She didn’t exactly call him a taskmaster—not that at all. But Elise Annett (G’22) said she came to appreciate that David Parkyn, Ph.D., a retired university president and now an instructor in the Master’s in Higher Education Administration program at Georgetown University, set very high standards for her as her closest mentor in the program.
Told of this at his home near Philadelphia, Dr. Parkyn, who cherishes his role guiding young people in their careers, seemed a little perplexed—and amused.
“I didn’t realize that,” Parkyn said. “I’m happy that she said that. I wouldn’t want it the other way.”
There is a simple explanation for these differing perspectives, and if you were to talk to Annett or other high-achieving graduates from any of Georgetown’s 18 Master of Professional Studies programs, you would understand. Instructors like Parkyn set high standards, of course. But, more importantly, they serve as role models, urging students to explore the myriad opportunities for intellectual, personal, and career growth that rigorous professional study can provide.
The real standards-setting comes from within.
“She’s always thinking about what’s around the curve, just ahead,” Parkyn said of Annett. “She knows that there’s change all around us and that it can be challenging, but she has the propensity to say, ‘Let’s get our arms around it and embrace it.’”
A Field in Transition

When Annett began the higher education administration program in Fall 2021, she was a recent graduate of Catholic University and worked as a resident education program manager in Georgetown University’s Office of Residential Living. Shortly after graduating in December 2022, she worked as an evaluation and measurement unit operations manager at the U.S. Department of State’s School of Language Studies. In April 2024, she became an institutional research, assessment, and accreditation associate at the Eisenhower School for National Security and Resource Strategy.
The ability, as Parkyn put it, to “think about what’s around the curve” is an important quality for a career in higher education, which is under increasing pressure to adapt to the needs of a knowledge-based economy. Just what has to change and how fast this needs to occur is subject to considerable debate, say Arthur Levine and Scott Van Pelt in their book “The Great Upheaval: Higher Education’s Past, Present and Uncertain Future.” But they say that the “industrial” model of postsecondary education, inherited from the 19th and 20th centuries, is unsustainable.
In her work in the Higher Education Administration program, Annett took on these kinds of difficult issues. For example, for her capstone project, she researched how medical schools adapted medical education to the disruptions caused by COVID-19. In her job at the National Defense University, which offers an intensive nine-month program to a select group of military officers and civilians, she leads a team of institutional researchers who assess student, faculty, and program performance.
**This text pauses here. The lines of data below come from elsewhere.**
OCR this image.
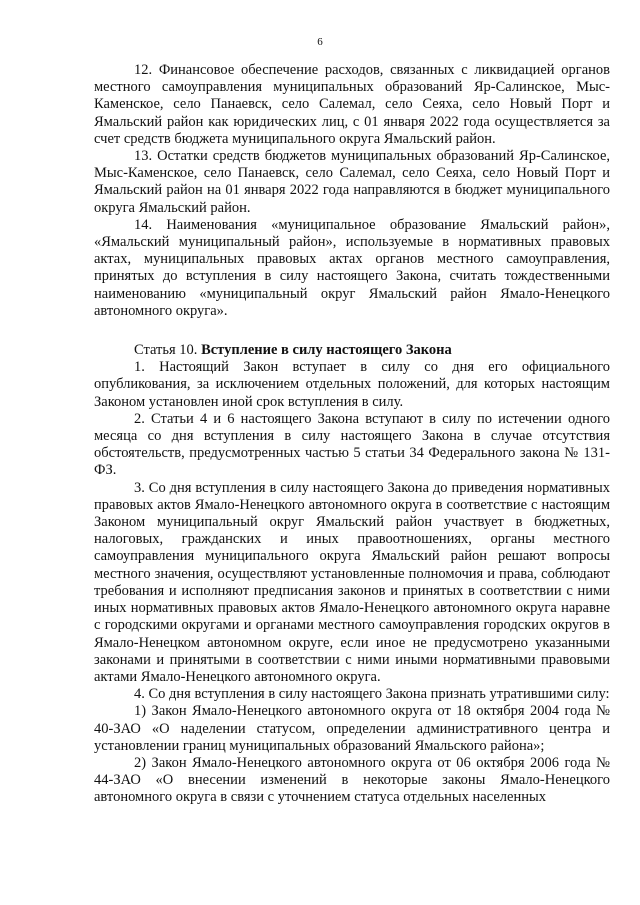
6

12. Финансовое обеспечение расходов, связанных с ликвидацией органов местного самоуправления муниципальных образований Яр-Салинское, Мыс-Каменское, село Панаевск, село Салемал, село Сеяха, село Новый Порт и Ямальский район как юридических лиц, с 01 января 2022 года осуществляется за счет средств бюджета муниципального округа Ямальский район.

13. Остатки средств бюджетов муниципальных образований Яр-Салинское, Мыс-Каменское, село Панаевск, село Салемал, село Сеяха, село Новый Порт и Ямальский район на 01 января 2022 года направляются в бюджет муниципального округа Ямальский район.

14. Наименования «муниципальное образование Ямальский район», «Ямальский муниципальный район», используемые в нормативных правовых актах, муниципальных правовых актах органов местного самоуправления, принятых до вступления в силу настоящего Закона, считать тождественными наименованию «муниципальный округ Ямальский район Ямало-Ненецкого автономного округа».

Статья 10. Вступление в силу настоящего Закона

1. Настоящий Закон вступает в силу со дня его официального опубликования, за исключением отдельных положений, для которых настоящим Законом установлен иной срок вступления в силу.

2. Статьи 4 и 6 настоящего Закона вступают в силу по истечении одного месяца со дня вступления в силу настоящего Закона в случае отсутствия обстоятельств, предусмотренных частью 5 статьи 34 Федерального закона № 131-ФЗ.

3. Со дня вступления в силу настоящего Закона до приведения нормативных правовых актов Ямало-Ненецкого автономного округа в соответствие с настоящим Законом муниципальный округ Ямальский район участвует в бюджетных, налоговых, гражданских и иных правоотношениях, органы местного самоуправления муниципального округа Ямальский район решают вопросы местного значения, осуществляют установленные полномочия и права, соблюдают требования и исполняют предписания законов и принятых в соответствии с ними иных нормативных правовых актов Ямало-Ненецкого автономного округа наравне с городскими округами и органами местного самоуправления городских округов в Ямало-Ненецком автономном округе, если иное не предусмотрено указанными законами и принятыми в соответствии с ними иными нормативными правовыми актами Ямало-Ненецкого автономного округа.

4. Со дня вступления в силу настоящего Закона признать утратившими силу:

1) Закон Ямало-Ненецкого автономного округа от 18 октября 2004 года № 40-ЗАО «О наделении статусом, определении административного центра и установлении границ муниципальных образований Ямальского района»;

2) Закон Ямало-Ненецкого автономного округа от 06 октября 2006 года № 44-ЗАО «О внесении изменений в некоторые законы Ямало-Ненецкого автономного округа в связи с уточнением статуса отдельных населенных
The Eisenhower School “educates joint warfighters and other national security leaders for strategic leadership and success in analyzing national security strategy,” Annett said. “We also evaluate, marshal, and manage resources to execute that strategy.”
Embracing the Unknown
Annett is currently pursuing a Doctor of Liberal Studies degree at Georgetown and has selected for her thesis a subject that highlights her penchant for tackling difficult problems. If that topic—military preparedness and ethics in the age of artificial intelligence—has all the qualities of a moving target, well, that’s why she likes it.
“I feel like the research changes almost every time I open up my laptop,” she said.
Annett can credit her own initiative for taking on this kind of hard work. But she also points to the Higher Education Administration program—and the people in that program—who urged her to challenge herself and not take the “safe” route.
“I think Georgetown is more than an institution,” Annett said. “I think it redefines people. I think it tests people. I think it strengthens people.”
“It demands excellence but also growth. You have to experience both to be a student at Georgetown. And one thing that I took away from the program was that I was able to embrace this complexity but also sit in this discomfort of uncertainty. The Higher Education Administration program forced me to push beyond my limits and never settle for that easy answer: to be familiar with the unknown."